Of course, we’re discussing here the licensing-business end of the equation. The virus can be bad news for us in other ways, too. Start with production. Gary Grant of The Entertainer is one of a number of business owners I’ve heard on talk radio being asked about supplies from China. Gary is a natural target for comments given China’s importance as a production centre for the toy trade. Gary educated his interviewer about the shape of the toy business in that the busy period for production and shipping is still some months away.

But those months will get eaten up, and other Asian countries are already affected. Are licensors going to give licensees a minimum guarantee break if they simply can’t manufacture for a prolonged period?  Even if you can manufacture and ship, will there be any customers in the shops? During my week in Hong Kong, retail business was already feeling the pinch from lower footfall brought about because of the pro-democracy demonstrations, so dependent are they on visitors from the mainland. Now I read that footfall in the city is down by more than 70%. If you are a retailer of luxury branded goods – many of them produced under licence, of course – you won’t be filling up your suppliers’ order books any time soon.

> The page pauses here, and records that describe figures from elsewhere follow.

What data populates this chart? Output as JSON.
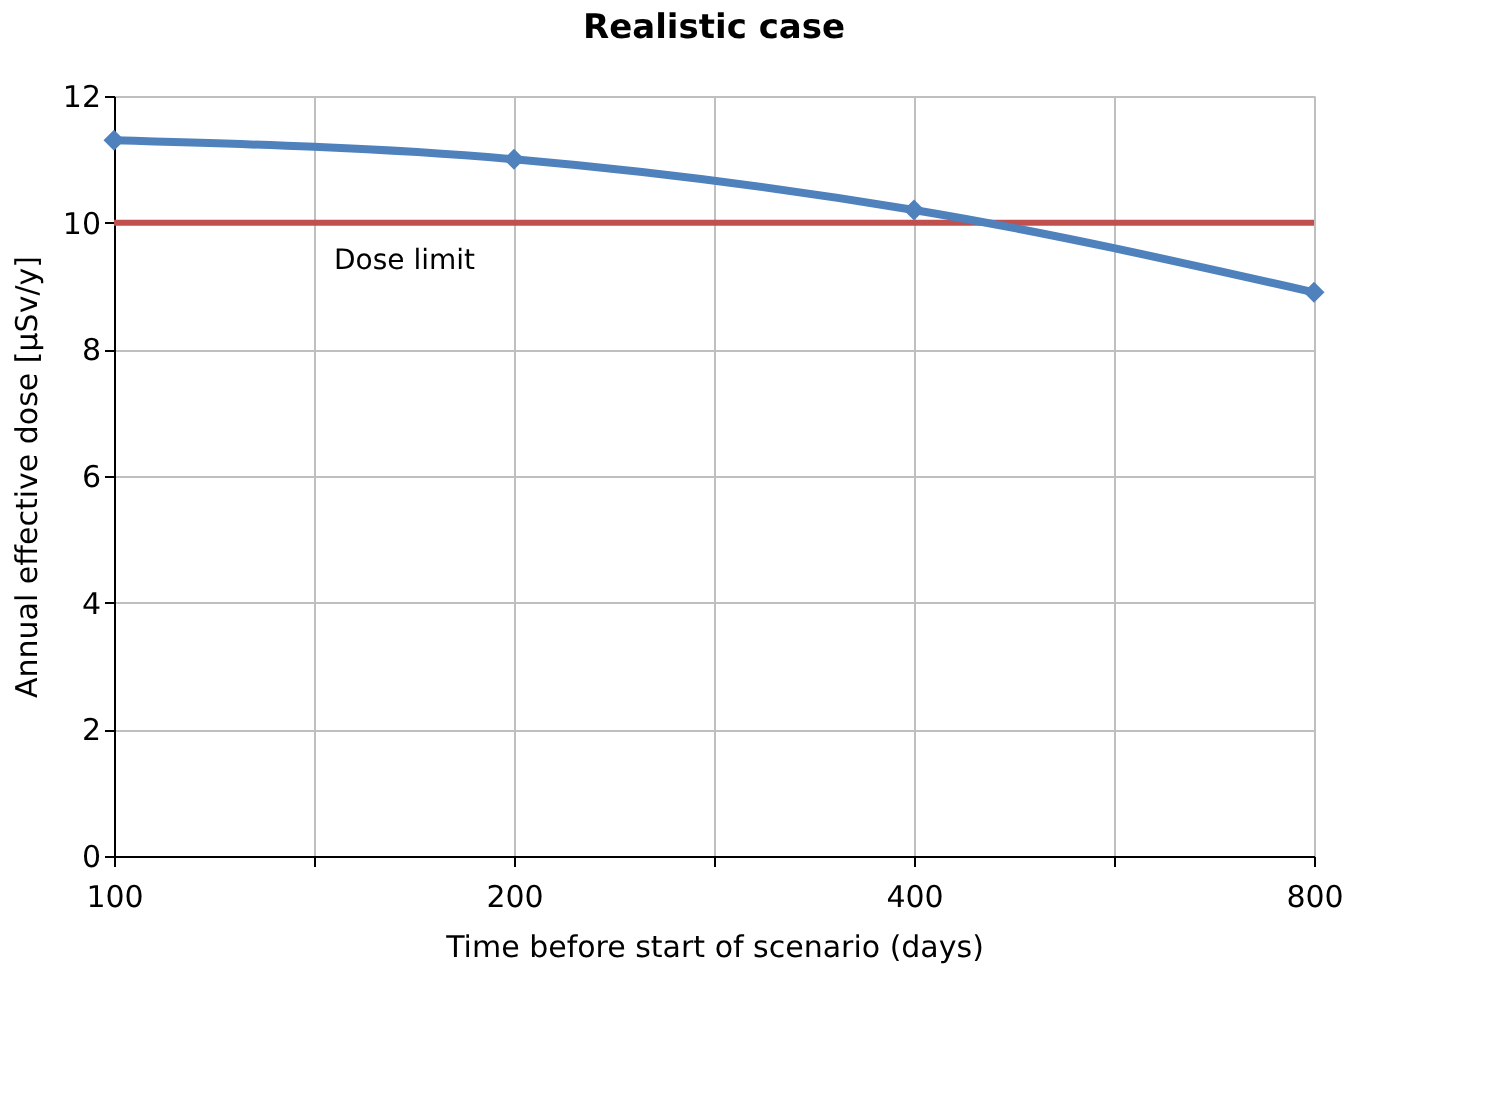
{
  "chart_data": {
    "type": "line",
    "title": "Realistic case",
    "xlabel": "Time before start of scenario (days)",
    "ylabel": "Annual effective dose [µSv/y]",
    "x": [
      100,
      200,
      400,
      800
    ],
    "series": [
      {
        "color": "#4f81bd",
        "values": [
          11.3,
          11.0,
          10.2,
          8.9
        ]
      }
    ],
    "log": "x",
    "xlim": [
      100,
      800
    ],
    "xticks": [
      100,
      {
        "value": 141.42,
        "label": null
      },
      200,
      {
        "value": 282.84,
        "label": null
      },
      400,
      {
        "value": 565.69,
        "label": null
      },
      800
    ],
    "ylim": [
      0,
      12
    ],
    "yticks": [
      0,
      2,
      4,
      6,
      8,
      10,
      12
    ],
    "ref_lines": [
      {
        "axis": "y",
        "value": 10,
        "label": "Dose limit",
        "color": "#c0504d"
      }
    ],
    "grid": true,
    "marker": "diamond",
    "line_style": "solid"
  }
}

Then again, we don’t have to look as far away as Hong Kong. I wonder how they are getting on at Bicester Outlet Village? This is a prime tourist destination, seen as a ‘must do’ day out for literally tens of thousands of Chinese visitors to London each year. Another place chock full of licensed brands. It can’t be great.

They are even discussing the Tokyo Olympics in this context: pity the poor Olympic Games licensees if the worst were to happen and that gets postponed. Nervous times indeed.